Luke 20.9-18                            What’s Luke about?
Towards the end of Luke’s gospel, Jesus’ confrontation with the religious authorities intensifies. In this story Jesus confronts those who run the vineyard—that is, the religious leaders who are exploiting the poor in Jerusalem.
Luke understands that Jesus has special knowledge of the fact that Rome will destroy Jerusalem 40 years later. At the time Luke was writing, the early Christians interpreted the disaster of Rome permanently destroying the temple as God’s punishment for generations of religious exploitation.

For religious leaders in the temple to exploit and crush the poor was the ultimate offence against the God of justice and inclusion for all and disaster for the temple would certainly follow.

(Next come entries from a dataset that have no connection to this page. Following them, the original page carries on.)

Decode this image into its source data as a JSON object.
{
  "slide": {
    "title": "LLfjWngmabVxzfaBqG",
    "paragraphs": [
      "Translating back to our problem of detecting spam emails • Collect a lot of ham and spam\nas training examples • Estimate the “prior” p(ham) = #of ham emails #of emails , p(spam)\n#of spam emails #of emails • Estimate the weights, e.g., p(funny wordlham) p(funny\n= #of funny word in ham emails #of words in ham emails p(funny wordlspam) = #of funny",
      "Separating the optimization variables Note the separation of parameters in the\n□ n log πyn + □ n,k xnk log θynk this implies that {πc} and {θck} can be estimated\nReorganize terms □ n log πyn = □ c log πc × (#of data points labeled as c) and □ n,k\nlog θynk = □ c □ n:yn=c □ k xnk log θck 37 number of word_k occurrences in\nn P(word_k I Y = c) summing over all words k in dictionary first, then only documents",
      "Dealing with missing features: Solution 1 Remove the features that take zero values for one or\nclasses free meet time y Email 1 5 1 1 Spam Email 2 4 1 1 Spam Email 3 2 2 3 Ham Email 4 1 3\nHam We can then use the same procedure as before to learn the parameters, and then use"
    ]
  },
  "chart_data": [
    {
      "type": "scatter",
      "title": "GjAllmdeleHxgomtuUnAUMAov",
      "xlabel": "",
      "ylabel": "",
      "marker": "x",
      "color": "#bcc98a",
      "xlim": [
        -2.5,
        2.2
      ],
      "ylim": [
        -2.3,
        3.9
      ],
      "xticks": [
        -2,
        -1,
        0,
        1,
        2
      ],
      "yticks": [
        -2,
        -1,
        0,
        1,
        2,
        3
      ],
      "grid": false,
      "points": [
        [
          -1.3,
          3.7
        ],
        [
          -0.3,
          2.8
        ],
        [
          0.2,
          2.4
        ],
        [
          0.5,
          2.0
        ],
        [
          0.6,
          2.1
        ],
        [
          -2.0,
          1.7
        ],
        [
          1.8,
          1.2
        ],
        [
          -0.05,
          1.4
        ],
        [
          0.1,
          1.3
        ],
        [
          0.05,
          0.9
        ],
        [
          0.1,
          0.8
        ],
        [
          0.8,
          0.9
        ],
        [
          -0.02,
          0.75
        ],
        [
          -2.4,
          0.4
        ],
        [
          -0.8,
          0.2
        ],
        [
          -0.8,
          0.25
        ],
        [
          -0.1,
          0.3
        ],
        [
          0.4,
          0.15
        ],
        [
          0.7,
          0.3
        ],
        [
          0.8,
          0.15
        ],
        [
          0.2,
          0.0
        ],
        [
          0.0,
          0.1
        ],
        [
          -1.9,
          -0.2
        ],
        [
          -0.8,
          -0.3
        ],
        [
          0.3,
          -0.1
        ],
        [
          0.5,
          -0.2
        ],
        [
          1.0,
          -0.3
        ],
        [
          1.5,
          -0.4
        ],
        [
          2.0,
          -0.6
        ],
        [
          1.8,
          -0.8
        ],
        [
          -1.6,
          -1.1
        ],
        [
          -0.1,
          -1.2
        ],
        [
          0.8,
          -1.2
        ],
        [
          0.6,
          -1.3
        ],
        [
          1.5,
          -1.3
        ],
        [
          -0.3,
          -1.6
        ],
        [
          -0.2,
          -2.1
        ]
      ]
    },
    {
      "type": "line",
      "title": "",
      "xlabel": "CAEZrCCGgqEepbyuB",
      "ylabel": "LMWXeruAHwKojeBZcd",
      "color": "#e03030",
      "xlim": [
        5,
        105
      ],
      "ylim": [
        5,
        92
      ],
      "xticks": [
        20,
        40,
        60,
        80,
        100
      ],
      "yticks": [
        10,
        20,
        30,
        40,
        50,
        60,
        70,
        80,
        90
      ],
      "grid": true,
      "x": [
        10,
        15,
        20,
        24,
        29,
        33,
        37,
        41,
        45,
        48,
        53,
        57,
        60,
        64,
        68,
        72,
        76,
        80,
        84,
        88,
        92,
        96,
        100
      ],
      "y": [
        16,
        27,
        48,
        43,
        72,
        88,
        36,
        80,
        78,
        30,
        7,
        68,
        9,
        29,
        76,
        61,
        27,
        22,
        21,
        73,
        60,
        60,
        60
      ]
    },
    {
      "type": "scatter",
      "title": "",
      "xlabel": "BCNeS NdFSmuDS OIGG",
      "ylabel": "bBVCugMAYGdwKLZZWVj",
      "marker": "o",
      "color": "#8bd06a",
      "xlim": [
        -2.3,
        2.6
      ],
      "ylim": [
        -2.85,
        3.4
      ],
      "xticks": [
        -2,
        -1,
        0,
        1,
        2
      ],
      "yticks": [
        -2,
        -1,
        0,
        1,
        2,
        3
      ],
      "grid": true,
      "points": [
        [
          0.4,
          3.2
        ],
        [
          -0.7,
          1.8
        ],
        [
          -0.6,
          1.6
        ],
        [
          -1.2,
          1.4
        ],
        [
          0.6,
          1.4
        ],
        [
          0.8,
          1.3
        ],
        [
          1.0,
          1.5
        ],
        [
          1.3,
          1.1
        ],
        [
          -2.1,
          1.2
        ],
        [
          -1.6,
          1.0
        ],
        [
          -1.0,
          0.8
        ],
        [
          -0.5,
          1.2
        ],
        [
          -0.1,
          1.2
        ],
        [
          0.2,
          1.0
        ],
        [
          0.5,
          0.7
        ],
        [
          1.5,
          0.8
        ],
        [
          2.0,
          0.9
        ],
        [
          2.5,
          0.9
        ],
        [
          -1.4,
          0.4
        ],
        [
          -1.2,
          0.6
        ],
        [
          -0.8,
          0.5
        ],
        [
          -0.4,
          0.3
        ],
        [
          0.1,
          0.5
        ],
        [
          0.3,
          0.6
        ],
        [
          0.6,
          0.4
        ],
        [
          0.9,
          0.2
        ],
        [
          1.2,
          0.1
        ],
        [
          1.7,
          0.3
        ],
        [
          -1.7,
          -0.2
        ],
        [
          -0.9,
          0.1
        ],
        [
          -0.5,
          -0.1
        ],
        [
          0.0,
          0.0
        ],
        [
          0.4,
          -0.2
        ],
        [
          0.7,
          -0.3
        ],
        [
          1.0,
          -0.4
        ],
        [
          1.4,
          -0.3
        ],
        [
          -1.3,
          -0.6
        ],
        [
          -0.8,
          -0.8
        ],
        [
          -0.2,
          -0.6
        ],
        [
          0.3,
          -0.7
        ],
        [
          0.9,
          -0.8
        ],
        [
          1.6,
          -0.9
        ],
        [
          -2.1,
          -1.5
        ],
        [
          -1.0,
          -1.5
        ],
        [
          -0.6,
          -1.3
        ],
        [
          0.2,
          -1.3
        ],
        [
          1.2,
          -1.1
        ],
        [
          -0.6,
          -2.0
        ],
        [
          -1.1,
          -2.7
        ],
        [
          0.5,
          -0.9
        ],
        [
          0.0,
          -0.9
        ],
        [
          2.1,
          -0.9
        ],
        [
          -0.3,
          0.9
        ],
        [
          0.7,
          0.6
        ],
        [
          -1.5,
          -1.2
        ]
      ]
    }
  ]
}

These passages are chosen for this first week in Advent to challenge us to make the necessary changes in society as God’s rule approaches.
This week’s collect:

Almighty God,
give us grace to cast away the works of darkness
and put on the armour of light,
now in the time of this mortal life
in which your Son Jesus Christ
came to us in great humility,
that on the last day,
when he shall come again in his glorious majesty
to judge both the living and the dead,
we may rise to the life immortal;
through him who lives and reigns
with you and the Holy Spirit, one God, now and for ever. Amen.